The tattoo machine is operated by a foot pedal attached to the machine. Power units are also used with the machine, which are devices that diminish fluctuations in the electrical charge that comes in from an outlet. These fluctuations can affect how the needle moves, which results in parts of the tattoo becoming “blown out”. This means that the mark made on the skin is slightly distorted.
A tattoo itself is made out of specialized colored dyes called pigments. The pigment is first applied to the needle of the tattoo machine. The needle is then used to pierce the skin and into the dermis, the middle layer of skin, where it leaves drops of pigment that can be seen on the skin’s surface.

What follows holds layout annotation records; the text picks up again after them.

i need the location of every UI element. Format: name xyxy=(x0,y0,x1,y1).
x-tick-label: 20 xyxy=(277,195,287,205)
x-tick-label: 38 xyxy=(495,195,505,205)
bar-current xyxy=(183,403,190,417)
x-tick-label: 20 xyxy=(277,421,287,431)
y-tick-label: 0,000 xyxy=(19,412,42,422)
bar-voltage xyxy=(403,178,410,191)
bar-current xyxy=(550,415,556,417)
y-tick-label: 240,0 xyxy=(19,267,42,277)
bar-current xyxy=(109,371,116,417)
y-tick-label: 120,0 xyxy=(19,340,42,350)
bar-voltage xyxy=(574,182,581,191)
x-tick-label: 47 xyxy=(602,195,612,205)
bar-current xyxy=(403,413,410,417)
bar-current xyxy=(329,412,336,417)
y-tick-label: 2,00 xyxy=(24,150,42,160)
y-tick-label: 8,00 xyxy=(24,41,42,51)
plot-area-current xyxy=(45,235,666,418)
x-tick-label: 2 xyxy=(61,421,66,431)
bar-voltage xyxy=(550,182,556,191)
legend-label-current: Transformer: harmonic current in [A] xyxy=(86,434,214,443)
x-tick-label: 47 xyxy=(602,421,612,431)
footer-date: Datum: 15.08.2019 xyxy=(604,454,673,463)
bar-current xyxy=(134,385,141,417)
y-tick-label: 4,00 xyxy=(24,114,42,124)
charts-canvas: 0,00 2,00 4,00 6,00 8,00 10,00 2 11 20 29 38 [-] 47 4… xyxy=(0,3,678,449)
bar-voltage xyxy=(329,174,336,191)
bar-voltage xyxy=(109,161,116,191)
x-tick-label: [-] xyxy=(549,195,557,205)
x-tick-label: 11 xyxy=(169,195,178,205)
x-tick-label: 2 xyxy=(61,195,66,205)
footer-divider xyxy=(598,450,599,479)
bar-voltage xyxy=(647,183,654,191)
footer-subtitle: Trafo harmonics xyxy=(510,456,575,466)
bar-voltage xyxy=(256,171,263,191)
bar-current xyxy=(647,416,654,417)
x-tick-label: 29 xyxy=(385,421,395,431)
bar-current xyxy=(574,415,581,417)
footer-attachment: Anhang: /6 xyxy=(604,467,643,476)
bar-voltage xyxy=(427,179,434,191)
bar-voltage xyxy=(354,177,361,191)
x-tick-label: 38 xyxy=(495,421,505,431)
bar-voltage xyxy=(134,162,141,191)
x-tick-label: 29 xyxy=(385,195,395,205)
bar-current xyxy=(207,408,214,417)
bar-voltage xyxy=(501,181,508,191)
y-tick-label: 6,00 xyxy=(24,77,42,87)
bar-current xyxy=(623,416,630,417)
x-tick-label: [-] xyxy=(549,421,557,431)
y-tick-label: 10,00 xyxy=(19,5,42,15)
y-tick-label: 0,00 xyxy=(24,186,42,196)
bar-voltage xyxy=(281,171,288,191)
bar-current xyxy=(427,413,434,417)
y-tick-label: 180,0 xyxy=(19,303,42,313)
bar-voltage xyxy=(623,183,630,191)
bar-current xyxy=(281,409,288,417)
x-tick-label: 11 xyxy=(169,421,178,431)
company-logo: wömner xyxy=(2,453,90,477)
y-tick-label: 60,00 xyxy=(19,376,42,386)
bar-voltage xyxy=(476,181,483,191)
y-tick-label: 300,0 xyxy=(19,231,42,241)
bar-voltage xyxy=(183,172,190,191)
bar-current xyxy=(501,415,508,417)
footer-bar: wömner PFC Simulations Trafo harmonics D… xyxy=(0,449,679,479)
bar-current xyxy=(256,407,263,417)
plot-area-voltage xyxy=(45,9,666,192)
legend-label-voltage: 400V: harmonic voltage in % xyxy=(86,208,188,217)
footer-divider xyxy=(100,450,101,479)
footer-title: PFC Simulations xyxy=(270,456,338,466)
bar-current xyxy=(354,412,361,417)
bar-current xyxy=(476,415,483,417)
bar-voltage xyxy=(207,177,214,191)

As skin is worn away and replenished some pigment is worn away as well; which is why tattoos gradually fade over time.
The amount of time it takes to actually apply a tattoo can vary drastically. If the tattoo is large or complex enough, it can take a whole day or more. For larger tattoos, it can take multiple sessions to actually finish it. Sessions can last a couple of hours each.
After getting a tattoo, the skin is damaged and takes time to heal. If a tattoo is improperly cared for after it has been applied, it can damage the tattoo itself. The image can sometimes blur, colors fade or the skin becomes further damaged and scarred.
Getting a tattoo isn’t the easiest process for the artist or the client. Despite this, Holmes enjoys his job and continues to work at and help manage Eugene Tattoo & Body Piercing.